Seibert studies high-energy physics in the laboratory of Dr. Joshua R. Klein. Seibert became intrigued by physics while pursuing an undergraduate degree in computer science at Arizona State University.
“The truly bizarre world of quantum mechanics really interested me, and I realized I could take my computer skills and apply them to fundamental questions in physics,” Seibert said.
In Arizona, where he majored in physics and computer science, he worked on a student-run project to design and launch a satellite as part of a team that designed its communications and control software. He also worked in a particle-accelerator lab, maintaining data acquisition software for the device that determined the chemicals in materials by bombarding them with particles.
In Austin, he is preparing to spend the summer at the Sudbury Nuetrino Observatory in a nickel mine near the Ontario, Canada, city where scientists study the properties of neutrino particles emitted by the Sun. Seibert will don a jumpsuit and hard hat for mine work that will help make troubleshooting software for the neutrino detection device capable of monitoring new detector components.
The observatory has already determined that an unexpectedly low level of solar neutrinos found by previous scientists resulted from their detectors’ inabilities to sense these particles changing from electron neutrinos to tau and muon “flavors” of neutrinos.
“I will be curious if anyone in Germany will talk about future neutrino experiments,” Seibert said, noting that he heads to Canada two days after the German meeting ends.
In preparation for the 54th Lindau Meeting, he will travel to Washington, D.C., on June 25 for an orientation at DOE headquarters.

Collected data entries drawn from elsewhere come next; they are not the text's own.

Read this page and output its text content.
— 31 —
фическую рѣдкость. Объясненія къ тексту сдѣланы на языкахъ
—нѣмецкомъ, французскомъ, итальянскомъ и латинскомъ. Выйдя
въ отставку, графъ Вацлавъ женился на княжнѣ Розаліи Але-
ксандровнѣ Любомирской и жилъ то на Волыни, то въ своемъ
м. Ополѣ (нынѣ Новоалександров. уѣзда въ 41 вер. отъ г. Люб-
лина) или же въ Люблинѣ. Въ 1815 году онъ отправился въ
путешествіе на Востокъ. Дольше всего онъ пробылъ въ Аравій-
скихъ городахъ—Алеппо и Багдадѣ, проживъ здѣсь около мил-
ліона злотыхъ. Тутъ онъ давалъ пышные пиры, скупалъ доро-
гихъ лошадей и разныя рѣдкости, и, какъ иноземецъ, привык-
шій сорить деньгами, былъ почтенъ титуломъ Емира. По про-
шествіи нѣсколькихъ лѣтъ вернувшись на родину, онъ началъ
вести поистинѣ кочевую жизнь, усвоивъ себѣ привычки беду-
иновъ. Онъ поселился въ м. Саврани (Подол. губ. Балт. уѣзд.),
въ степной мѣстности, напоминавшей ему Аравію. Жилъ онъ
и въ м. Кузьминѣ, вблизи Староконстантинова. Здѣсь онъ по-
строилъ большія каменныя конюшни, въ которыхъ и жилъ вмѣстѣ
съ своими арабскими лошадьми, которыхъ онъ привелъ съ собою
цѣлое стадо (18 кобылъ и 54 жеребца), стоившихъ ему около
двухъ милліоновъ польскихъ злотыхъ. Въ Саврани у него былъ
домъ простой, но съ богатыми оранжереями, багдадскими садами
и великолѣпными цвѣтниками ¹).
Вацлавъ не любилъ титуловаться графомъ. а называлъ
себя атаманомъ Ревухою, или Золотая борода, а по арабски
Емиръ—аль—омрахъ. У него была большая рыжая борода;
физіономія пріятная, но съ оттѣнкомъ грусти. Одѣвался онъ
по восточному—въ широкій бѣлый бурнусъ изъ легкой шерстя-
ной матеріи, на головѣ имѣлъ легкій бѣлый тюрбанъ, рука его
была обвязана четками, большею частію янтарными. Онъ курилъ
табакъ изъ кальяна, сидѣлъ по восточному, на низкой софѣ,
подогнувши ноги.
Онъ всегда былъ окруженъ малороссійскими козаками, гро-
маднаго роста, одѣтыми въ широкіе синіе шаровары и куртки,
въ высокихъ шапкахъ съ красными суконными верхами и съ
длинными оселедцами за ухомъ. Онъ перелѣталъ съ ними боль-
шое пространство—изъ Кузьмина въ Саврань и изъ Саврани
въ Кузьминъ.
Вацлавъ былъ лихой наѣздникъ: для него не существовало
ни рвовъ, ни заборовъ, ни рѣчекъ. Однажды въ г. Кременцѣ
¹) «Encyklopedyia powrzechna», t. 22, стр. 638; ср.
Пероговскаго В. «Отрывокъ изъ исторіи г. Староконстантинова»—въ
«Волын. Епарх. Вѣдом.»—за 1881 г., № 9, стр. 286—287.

The students fly to Germany that evening, and attend the meeting’s opening ceremony in the historic island city two nights later.
Students at the meeting will attend Nobel laureate lectures each morning, participate in afternoon roundtable discussions with them, and share lunches and dinners with the accomplished scientists.
The meeting will be capped July 2 with closing ceremonies at the baroque Mainau Castle. It is the residence of Swedish patron Count Lennart Bernadotte, who began the Lindau meetings.
Photos and daily meeting information will be posted at www.orau.gov/lindau2004. The Web site and travel arrangements for the 23 DOE participants are being administered by the Oak Ridge Institute for Science and Education of Oak Ridge Associated Universities.